冷白瓷胸肌很韌,習慣被玩弄的胸和未經人事的胸不一樣,它浪蕩大肆地抖,主動往更深處送,再用力一些,就會徹底抿化在宋星海唇齒后。
被扼住命運咽喉般,冷白瓷喉底涌出的聲音變得水汽朦朧,宋星海手指發軟地去拽剩下的扣子,怎么也解不開,只好惱怒去扯對方褲頭,寬松褲頭稍微用力,頂的宋星海屁股發痛的雞巴啪地打在他小腹上。
宋星海迷糊笑了笑,軟爛地像是喝醉的軟體動物,嘴里呼著酒氣,腰和肚皮一個勁兒往男人小腹上壓。
“我來吧。”男人貼著他耳朵,聲音酥得他尾椎骨放電,宋星海感覺自己是裹滿面粉的魚,被放進咕嚕咕嚕冒泡的熱油中,從頭到尾炸的酥酥脆脆。
褲子被掰茓窺陰吸肥批舌吻陰道口,粉屌被宮口操變形,對鏡操到哭著噴尿拽下來,男人寬厚燥熱的手捂住他屁股。宋星海不安分地用屁股蹭他的手,喉嚨哼著貓一樣的撒嬌。
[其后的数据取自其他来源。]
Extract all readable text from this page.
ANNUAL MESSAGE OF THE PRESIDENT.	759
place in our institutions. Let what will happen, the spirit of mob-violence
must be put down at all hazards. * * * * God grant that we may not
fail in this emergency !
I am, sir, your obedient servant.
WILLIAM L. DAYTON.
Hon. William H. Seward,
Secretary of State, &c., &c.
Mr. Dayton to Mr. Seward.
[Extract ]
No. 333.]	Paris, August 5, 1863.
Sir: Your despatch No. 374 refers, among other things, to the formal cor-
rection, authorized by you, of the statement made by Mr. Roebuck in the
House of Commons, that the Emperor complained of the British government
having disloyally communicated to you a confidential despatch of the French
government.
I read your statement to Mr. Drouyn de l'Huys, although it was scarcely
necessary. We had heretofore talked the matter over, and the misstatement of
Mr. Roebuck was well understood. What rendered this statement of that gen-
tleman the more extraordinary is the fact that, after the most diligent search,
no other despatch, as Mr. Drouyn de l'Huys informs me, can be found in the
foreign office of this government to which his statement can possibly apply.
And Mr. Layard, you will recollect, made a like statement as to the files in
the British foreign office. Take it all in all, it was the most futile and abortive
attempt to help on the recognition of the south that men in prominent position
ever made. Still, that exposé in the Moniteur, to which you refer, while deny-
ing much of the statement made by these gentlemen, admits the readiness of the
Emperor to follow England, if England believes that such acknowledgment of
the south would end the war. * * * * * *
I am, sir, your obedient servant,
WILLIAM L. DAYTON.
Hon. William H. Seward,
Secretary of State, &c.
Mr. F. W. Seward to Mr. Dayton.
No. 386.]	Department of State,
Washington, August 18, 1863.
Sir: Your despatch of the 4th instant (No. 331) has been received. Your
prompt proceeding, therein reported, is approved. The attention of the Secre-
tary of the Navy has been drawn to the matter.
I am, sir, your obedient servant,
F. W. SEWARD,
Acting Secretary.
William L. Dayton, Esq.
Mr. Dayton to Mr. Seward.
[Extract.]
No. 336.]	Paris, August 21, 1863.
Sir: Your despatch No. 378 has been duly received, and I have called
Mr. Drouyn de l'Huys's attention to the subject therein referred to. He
“你怎么不喊我寶寶了?!彼涡呛R掳?,不許他再脫,以此威脅,“想白嫖?”
男人無聲笑了笑,雙手捧著他的屁股,撐起他軟綿無骨的身體。宋星海穩穩當當被架在十厘米左右高度,心想:這狗男人真壯實。
“寶寶,寶寶……”呼喚聲越來越低,卻越來越綿長濃郁,宋星海歪了歪頭,垂著眼簾看他,夜燈本就不太亮,像朔月月光暈在雪白壯碩的大奶上,宋星海看得眼花,直呼自己暈奶。
男人順著他目光望到自己裸露泛光的胸肌肌膚,笑得更加開懷,銀色睫毛小刷子似的在藍色玻璃珠眼球上掃來掃去。
氣氛變得歡愉,宋星海像是春風細雨沐浴下的樹苗,生機盎然在滋潤下抖展嫩枝。紅潤光澤的臉頰被男人看了又看,怎么也舍不得挪開視線。